Le projet des VBL SAT a été approuvé par le gouvernement en octobre 2006 au coût de

55 millions de dollars. À ce jour, aucun n'a encore été envoyé en Afghanistan, malgré l'urgence évoquée par les Forces canadiennes. Les premiers véhicules devraient arriver sur le champ de bataille plus tard en 2009, selon la Défense.

Moins de véhicules

De plus, le coût du projet a doublé en cours de route, passant de 55 à 118 millions de dollars. «Le projet d'achat du véhicule blindé léger muni d'un système d'armes télécommandé accuse un retard de près de deux ans par rapport au calendrier prévu et coûtera au moins le double de ce qu'on avait d'abord annoncé au gouvernement», écrit la vérificatrice générale.

Non seulement la modification des VBL est plus complexe que prévu, mais le ministère n'a pas tenu compte des besoins à l'entraînement des soldats. «Le ministère a omis de prévoir l'achat de véhicules destinés à l'entraînement.
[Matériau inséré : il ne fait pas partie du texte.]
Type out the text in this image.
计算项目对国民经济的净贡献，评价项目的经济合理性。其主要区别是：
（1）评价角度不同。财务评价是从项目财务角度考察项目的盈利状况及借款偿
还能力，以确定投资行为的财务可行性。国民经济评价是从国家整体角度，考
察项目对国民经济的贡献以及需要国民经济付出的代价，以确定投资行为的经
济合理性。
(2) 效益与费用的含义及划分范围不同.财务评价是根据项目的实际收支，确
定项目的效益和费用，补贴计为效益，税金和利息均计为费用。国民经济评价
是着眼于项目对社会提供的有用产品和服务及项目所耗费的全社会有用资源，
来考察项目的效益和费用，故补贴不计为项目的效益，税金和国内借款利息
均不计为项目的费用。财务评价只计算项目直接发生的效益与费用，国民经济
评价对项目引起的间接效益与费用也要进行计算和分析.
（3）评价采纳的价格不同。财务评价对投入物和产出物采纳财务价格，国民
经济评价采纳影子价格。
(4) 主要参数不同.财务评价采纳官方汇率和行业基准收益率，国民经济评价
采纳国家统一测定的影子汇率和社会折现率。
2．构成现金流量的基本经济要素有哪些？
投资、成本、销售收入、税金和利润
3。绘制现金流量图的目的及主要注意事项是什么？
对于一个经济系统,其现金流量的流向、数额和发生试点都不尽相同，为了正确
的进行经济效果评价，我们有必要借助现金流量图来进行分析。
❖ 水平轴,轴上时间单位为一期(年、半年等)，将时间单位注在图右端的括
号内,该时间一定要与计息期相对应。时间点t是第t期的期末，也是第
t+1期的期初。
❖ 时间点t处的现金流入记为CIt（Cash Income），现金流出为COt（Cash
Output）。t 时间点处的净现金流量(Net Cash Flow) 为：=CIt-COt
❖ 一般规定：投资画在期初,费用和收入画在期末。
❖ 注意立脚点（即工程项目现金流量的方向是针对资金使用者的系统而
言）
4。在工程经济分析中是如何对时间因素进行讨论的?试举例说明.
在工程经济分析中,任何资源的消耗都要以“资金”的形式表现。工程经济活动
De ce fait, le nombre de véhicules disponibles pour les opérations s'en est trouvé grandement diminué», peut-on lire dans le rapport. Résultat: seulement 18 des 33 chars vont se retrouver en Afghanistan.

Le rapport relève que le projet a été mené sans jamais fournir les documents pertinents au Conseil du trésor, notamment le «Profil de projet et évaluation des risques», un document essentiel. Lorsque le Conseil du trésor a reçu une demande de fonds supplémentaires pour ce projet, il a «omis de demander à la Défense s'il croyait toujours que ce projet constituait la meilleure option pour livrer les capacités requises, de même que s'il le considérait toujours comme urgent», peut-on lire.

Sheila Fraser ajoute: «Le projet du VBL SAT constitue un cas où la Défense nationale a omis de fournir toute l'information pertinente au gouvernement pour lui permettre de prendre des décisions éclairées.»